Solved – Interpreting Median Survival vs Median in survival data

kaplan-meiermedianrsurvival

I'm doing some survival analysis in R using the survival package for a patient cohort. When making a Kaplan-Meier curve using survfit, it reports a median survival time. However this value is very different than simply an arithmetic median using median.

e.g.

survfit(Surv(OS, vital.status) ~ 1, data = df)

reports a median ~440.

Whereas if I run

median(df$OS)

I get ~180

Even with a subset of the dataframe

sub <- subset(df, df$vital.status == 1)
survfit(Surv(OS, vital.status) ~ 1, data = sub)
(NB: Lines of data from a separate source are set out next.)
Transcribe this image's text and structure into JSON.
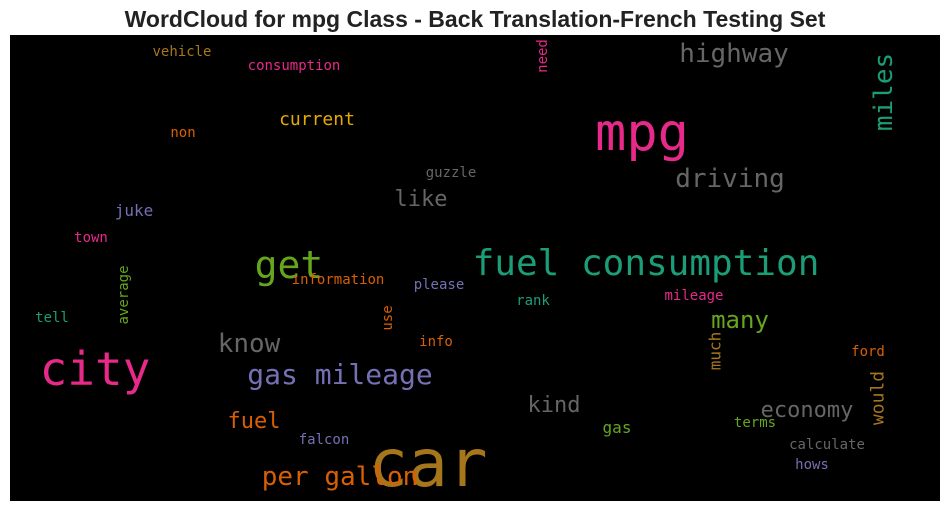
{
  "chart_data": {
    "type": "wordcloud",
    "title": "WordCloud for mpg Class - Back Translation-French Testing Set",
    "background": "#000000",
    "words": [
      {
        "text": "car",
        "color": "#a6761d",
        "orientation": "horizontal"
      },
      {
        "text": "mpg",
        "color": "#e7298a",
        "orientation": "horizontal"
      },
      {
        "text": "city",
        "color": "#e7298a",
        "orientation": "horizontal"
      },
      {
        "text": "fuel consumption",
        "color": "#1b9e77",
        "orientation": "horizontal"
      },
      {
        "text": "get",
        "color": "#66a61e",
        "orientation": "horizontal"
      },
      {
        "text": "gas mileage",
        "color": "#7570b3",
        "orientation": "horizontal"
      },
      {
        "text": "highway",
        "color": "#666666",
        "orientation": "horizontal"
      },
      {
        "text": "driving",
        "color": "#666666",
        "orientation": "horizontal"
      },
      {
        "text": "miles",
        "color": "#1b9e77",
        "orientation": "vertical"
      },
      {
        "text": "per gallon",
        "color": "#d95f02",
        "orientation": "horizontal"
      },
      {
        "text": "know",
        "color": "#666666",
        "orientation": "horizontal"
      },
      {
        "text": "many",
        "color": "#66a61e",
        "orientation": "horizontal"
      },
      {
        "text": "economy",
        "color": "#666666",
        "orientation": "horizontal"
      },
      {
        "text": "kind",
        "color": "#666666",
        "orientation": "horizontal"
      },
      {
        "text": "fuel",
        "color": "#d95f02",
        "orientation": "horizontal"
      },
      {
        "text": "like",
        "color": "#666666",
        "orientation": "horizontal"
      },
      {
        "text": "current",
        "color": "#e6ab02",
        "orientation": "horizontal"
      },
      {
        "text": "would",
        "color": "#a6761d",
        "orientation": "vertical"
      },
      {
        "text": "much",
        "color": "#a6761d",
        "orientation": "vertical"
      },
      {
        "text": "juke",
        "color": "#7570b3",
        "orientation": "horizontal"
      },
      {
        "text": "gas",
        "color": "#66a61e",
        "orientation": "horizontal"
      },
      {
        "text": "consumption",
        "color": "#e7298a",
        "orientation": "horizontal"
      },
      {
        "text": "vehicle",
        "color": "#a6761d",
        "orientation": "horizontal"
      },
      {
        "text": "need",
        "color": "#e7298a",
        "orientation": "vertical"
      },
      {
        "text": "non",
        "color": "#d95f02",
        "orientation": "horizontal"
      },
      {
        "text": "guzzle",
        "color": "#666666",
        "orientation": "horizontal"
      },
      {
        "text": "town",
        "color": "#e7298a",
        "orientation": "horizontal"
      },
      {
        "text": "average",
        "color": "#66a61e",
        "orientation": "vertical"
      },
      {
        "text": "information",
        "color": "#d95f02",
        "orientation": "horizontal"
      },
      {
        "text": "please",
        "color": "#7570b3",
        "orientation": "horizontal"
      },
      {
        "text": "rank",
        "color": "#1b9e77",
        "orientation": "horizontal"
      },
      {
        "text": "mileage",
        "color": "#e7298a",
        "orientation": "horizontal"
      },
      {
        "text": "tell",
        "color": "#1b9e77",
        "orientation": "horizontal"
      },
      {
        "text": "use",
        "color": "#d95f02",
        "orientation": "vertical"
      },
      {
        "text": "info",
        "color": "#d95f02",
        "orientation": "horizontal"
      },
      {
        "text": "ford",
        "color": "#d95f02",
        "orientation": "horizontal"
      },
      {
        "text": "terms",
        "color": "#66a61e",
        "orientation": "horizontal"
      },
      {
        "text": "calculate",
        "color": "#666666",
        "orientation": "horizontal"
      },
      {
        "text": "falcon",
        "color": "#7570b3",
        "orientation": "horizontal"
      },
      {
        "text": "hows",
        "color": "#7570b3",
        "orientation": "horizontal"
      }
    ]
  }
}
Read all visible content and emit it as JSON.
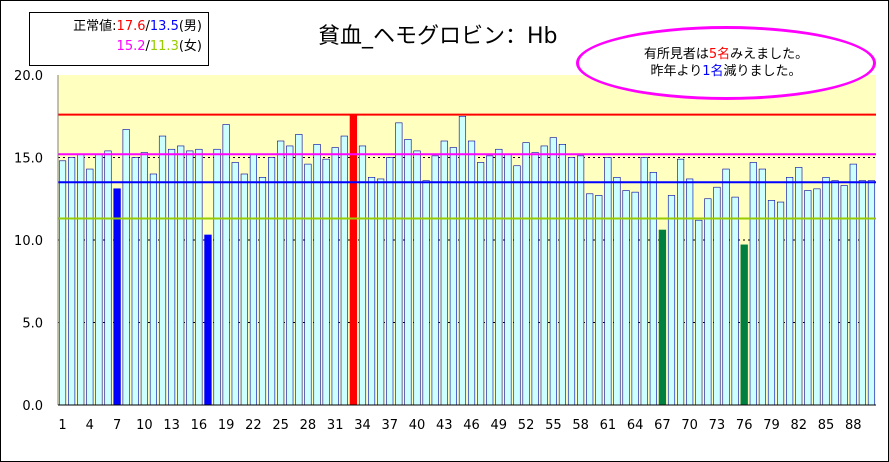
{
  "chart_data": {
    "type": "bar",
    "title": "貧血_ヘモグロビン：Hb",
    "ylim": [
      0,
      20
    ],
    "y_ticks": [
      "0.0",
      "5.0",
      "10.0",
      "15.0",
      "20.0"
    ],
    "x_ticks": [
      "1",
      "4",
      "7",
      "10",
      "13",
      "16",
      "19",
      "22",
      "25",
      "28",
      "31",
      "34",
      "37",
      "40",
      "43",
      "46",
      "49",
      "52",
      "55",
      "58",
      "61",
      "64",
      "67",
      "70",
      "73",
      "76",
      "79",
      "82",
      "85",
      "88"
    ],
    "values": [
      14.8,
      15.0,
      15.2,
      14.3,
      15.2,
      15.4,
      13.1,
      16.7,
      15.0,
      15.3,
      14.0,
      16.3,
      15.5,
      15.7,
      15.4,
      15.5,
      10.3,
      15.5,
      17.0,
      14.7,
      14.0,
      15.2,
      13.8,
      15.0,
      16.0,
      15.7,
      16.4,
      14.6,
      15.8,
      14.9,
      15.6,
      16.3,
      17.6,
      15.7,
      13.8,
      13.7,
      15.0,
      17.1,
      16.1,
      15.4,
      13.6,
      15.1,
      16.0,
      15.6,
      17.5,
      16.0,
      14.7,
      15.1,
      15.5,
      15.2,
      14.5,
      15.9,
      15.3,
      15.7,
      16.2,
      15.8,
      15.0,
      15.1,
      12.8,
      12.7,
      15.0,
      13.8,
      13.0,
      12.9,
      15.0,
      14.1,
      10.6,
      12.7,
      14.9,
      13.7,
      11.2,
      12.5,
      13.2,
      14.3,
      12.6,
      9.7,
      14.7,
      14.3,
      12.4,
      12.3,
      13.8,
      14.4,
      13.0,
      13.1,
      13.8,
      13.6,
      13.3,
      14.6,
      13.6,
      13.6
    ],
    "highlights": [
      {
        "index": 7,
        "color": "#0000ff"
      },
      {
        "index": 17,
        "color": "#0000ff"
      },
      {
        "index": 33,
        "color": "#ff0000"
      },
      {
        "index": 67,
        "color": "#008040"
      },
      {
        "index": 76,
        "color": "#008040"
      }
    ],
    "reference_lines": [
      {
        "value": 17.6,
        "color": "#ff0000"
      },
      {
        "value": 15.2,
        "color": "#ff00ff"
      },
      {
        "value": 13.5,
        "color": "#0000ff"
      },
      {
        "value": 11.3,
        "color": "#99cc00"
      }
    ],
    "bar_color": "#ccffff",
    "bar_edge_color": "#0000a0",
    "plot_bg": "#ffffc0",
    "grid": true
  },
  "normal_values": {
    "label": "正常値:",
    "male_high": "17.6",
    "male_low": "13.5",
    "male_label": "(男)",
    "female_high": "15.2",
    "female_low": "11.3",
    "female_label": "(女)",
    "sep": "/"
  },
  "note": {
    "line1_a": "有所見者は",
    "line1_num": "5名",
    "line1_b": "みえました。",
    "line2_a": "昨年より",
    "line2_num": "1名",
    "line2_b": "減りました。"
  },
  "colors": {
    "red": "#ff0000",
    "blue": "#0000ff",
    "magenta": "#ff00ff",
    "yellow_green": "#99cc00"
  }
}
I still don't get near the 440 median from the kaplan meier (I got ~ 180 again).

Why is it that this 50% median survival Kaplan meier different from the median from just a basic median. I understand that with the full dataset, the censored data is not included in the median survival. But when I subset for only events, shouldn't the arithmetic median also correspond to the half-way point? What is difference in the interpretation of both of these?

Thanks!

Best Answer

So I think I figured it out.

In the KM, censored individuals are assumed to be still alive despite their OS time. Thus the 50% assumes that those on the left are on the right side of the distribution.

When running a KM with individuals that all had an event, the median survival time is the same as the standard median.